Some interesting points to consider. Most insurers do reset the level premium at the time you apply to have your occupation rating reviewed (even if the material change represents a reduction in the risk) and so the clients can potentially ”lose out” in this situation.
However, on the whole I tend to disagree with the approach you have suggested. Writing insurance based on anticipated changes is dangerous.
Take your situation – it is great that you managed to save yourself a few dollars over a two year period, although you did not actually save tens of thousands of dollars as you have stated. All you really saved was the difference between the stepped and a level premium over this two year period. However, the downside risk you ran during this time was most definitely in the tens of thousands of dollars – if not in the hundreds of thousands of dollars. If you had suffered a health event or injury during this time you would have been stuck with a stepped premium for life.
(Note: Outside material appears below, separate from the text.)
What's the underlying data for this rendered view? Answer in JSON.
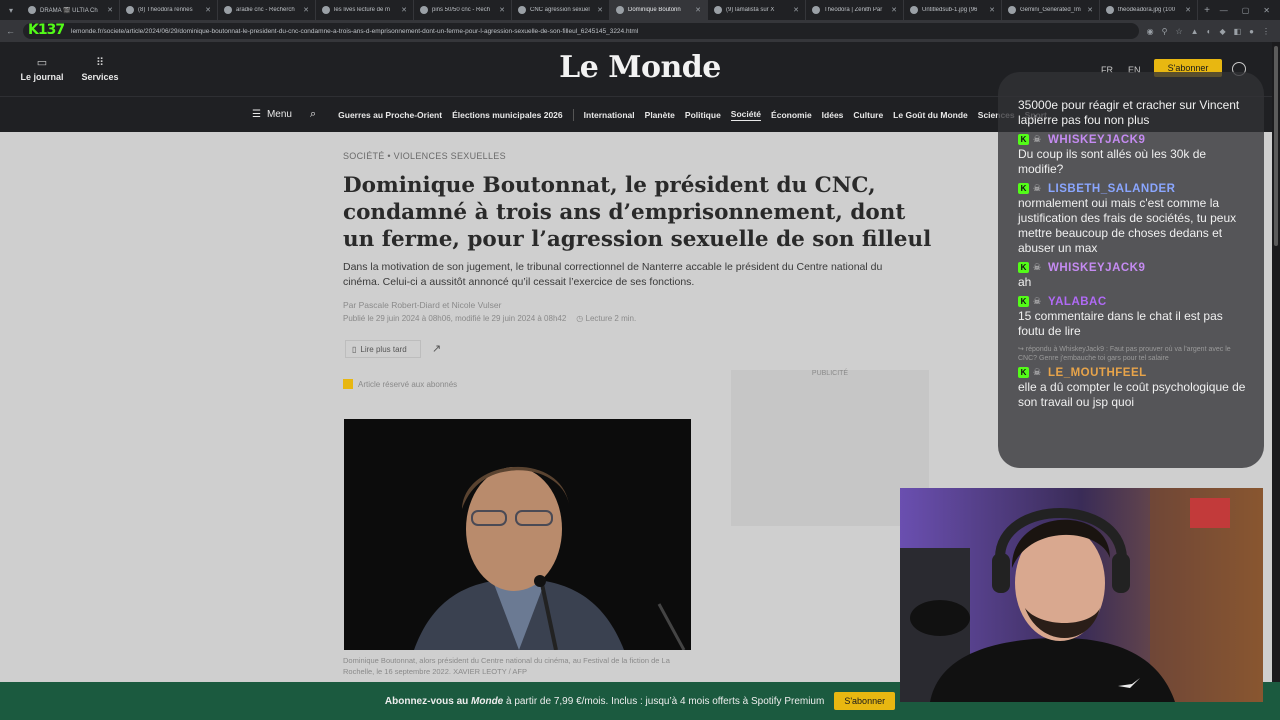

I would be very cautious in advocating an approach that leaves a client with this kind of exposure. If a client were to suffer a health event or injury in any of the scenarios above (and we’re talking about a 10-15 year period which will undoubtedly include some of the most high risk years), I can almost guarantee that they’ll be wanting to hold the cover for longer than originally planned – and by that time it will be too late.
A good article covering some very good points, it reminds me of the days many many years ago when Tern insurance actually came into vogue, the catch cry was Buy term and Invest the rest! But in reallity human nature being what it is very few people had the discipline to invest the rest it was spent
Well James I like some of what you say but, I have seen 35 years in this industry, Level is not worth the paper it is written on, same as Zurich’s agreed IP. Level premiums, commissions and the like all have no place in this industry. A 25 year old woman is very different to a 35 year old woman, definitions for example, babies, family history, and then new products, Well new definitions with another provider, the industry or Trowbridge (an educated derelict) call this CHURNING huh, yes but better still is the Government forgetting it cant price fix its against the LAW, oh humm well restrict trade for a better word thats it restrict trade and competition that what the current investigation into the RISK industry Is, profit trade restriction and corporate manipulation all designed by people with a financial interest.
You could still apply for Level premiums (at the younger age) & then upgrade with the same insurer to the more suitable occupation rating & still save as over the longer term as the entry age was lower at the start date.
James, my financial planning practice reviews ALL clients on a annual basis. Change of Occupation is one of our primary questions. A favourable change in occupation rating has resulted in premium reductions by lodging a “Change of Occupation” request to the insurer, particularly for Income Protection and therefore I do not see Career Progression a issue; Unless the client is not having their insurances reviewed? .
Policy Terms, ensure you consider as part of your recommendation that the insurer’s policy has automatic upgrades added to their policy.
Utility of Money, taking out level premiums is a risk free investment. You need to consider the investment risk, can you guarantee the return on investment to offset the difference in the cost of premiums.
A client’s budget is taken into account when providing advice and as such, affordability forms part of any advice.
Agreed. But that means the argument of the vociferous becomes dubious…..
You could have applied for an occupation rating review with your original provider which does not require any re-writing of cover (including full underwriting). If your occupation rating was to improve, your premiums would also reduce irrelevant of a stepped or level premium …
Misleading article to not indicate that you can have your occupation rating reviewed and improved with your existing provider.